The report said the WHO director-general, Tedros Adhanom Ghebreyesus, made the controversial announcement on Wednesday in a speech at a global conference on noncommunicable diseases in Montevideo, Uruguay.
Tedros, as he is known, described himself as “honored” that Mugabe — whose government has repressed protesters and has been implicated in widespread human rights violations — had agreed to serve as a goodwill ambassador on noncommunicable diseases for Africa. Those diseases include conditions like heart disease and cancer.
The news has been met with disbelief by public health experts, the report said.
David Fidler, a professor of international health law at Indiana University, called the appointment “stunning.”
“Mugabe’s record in Zimbabwe involves so many things antithetical to the ethos of the global health community that this move by DG Tedros is unsettling,” Fidler told STAT in an email.

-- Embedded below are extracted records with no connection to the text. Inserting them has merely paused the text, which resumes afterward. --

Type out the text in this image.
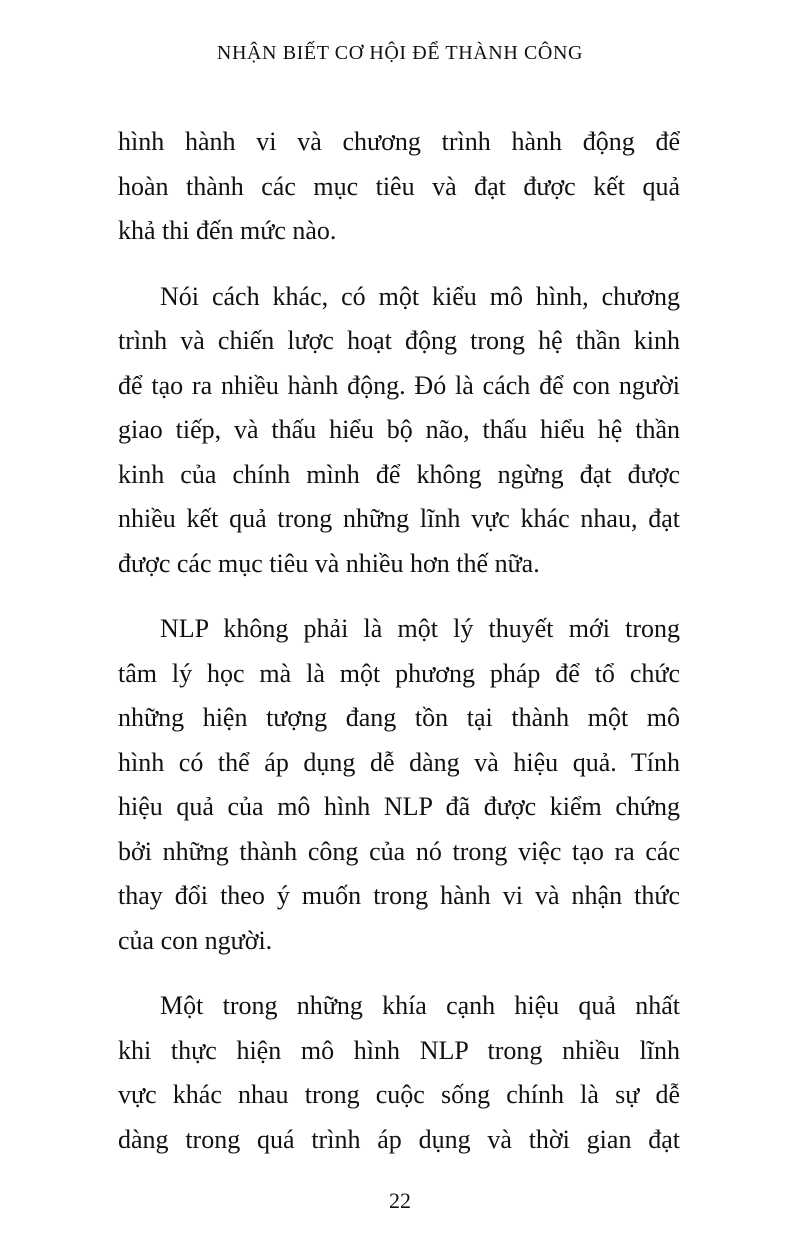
NHẬN BIẾT CƠ HỘI ĐỂ THÀNH CÔNG
hình hành vi và chương trình hành động để
hoàn thành các mục tiêu và đạt được kết quả
khả thi đến mức nào.
Nói cách khác, có một kiểu mô hình, chương
trình và chiến lược hoạt động trong hệ thần kinh
để tạo ra nhiều hành động. Đó là cách để con người
giao tiếp, và thấu hiểu bộ não, thấu hiểu hệ thần
kinh của chính mình để không ngừng đạt được
nhiều kết quả trong những lĩnh vực khác nhau, đạt
được các mục tiêu và nhiều hơn thế nữa.
NLP không phải là một lý thuyết mới trong
tâm lý học mà là một phương pháp để tổ chức
những hiện tượng đang tồn tại thành một mô
hình có thể áp dụng dễ dàng và hiệu quả. Tính
hiệu quả của mô hình NLP đã được kiểm chứng
bởi những thành công của nó trong việc tạo ra các
thay đổi theo ý muốn trong hành vi và nhận thức
của con người.
Một trong những khía cạnh hiệu quả nhất
khi thực hiện mô hình NLP trong nhiều lĩnh
vực khác nhau trong cuộc sống chính là sự dễ
dàng trong quá trình áp dụng và thời gian đạt
22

A number of organizations that attended the Montevideo conference said in a statement after the announcement that they could not recognize Mugabe as a WHO goodwill ambassador.
Among the organizations were the Global Alcohol Policy Alliance, the World Heart Federation, the Cancer Council of Australia, and the nonprofit group Vital Strategies.
The statement said the signatories raised their concerns with Tedros during a meeting at the conference.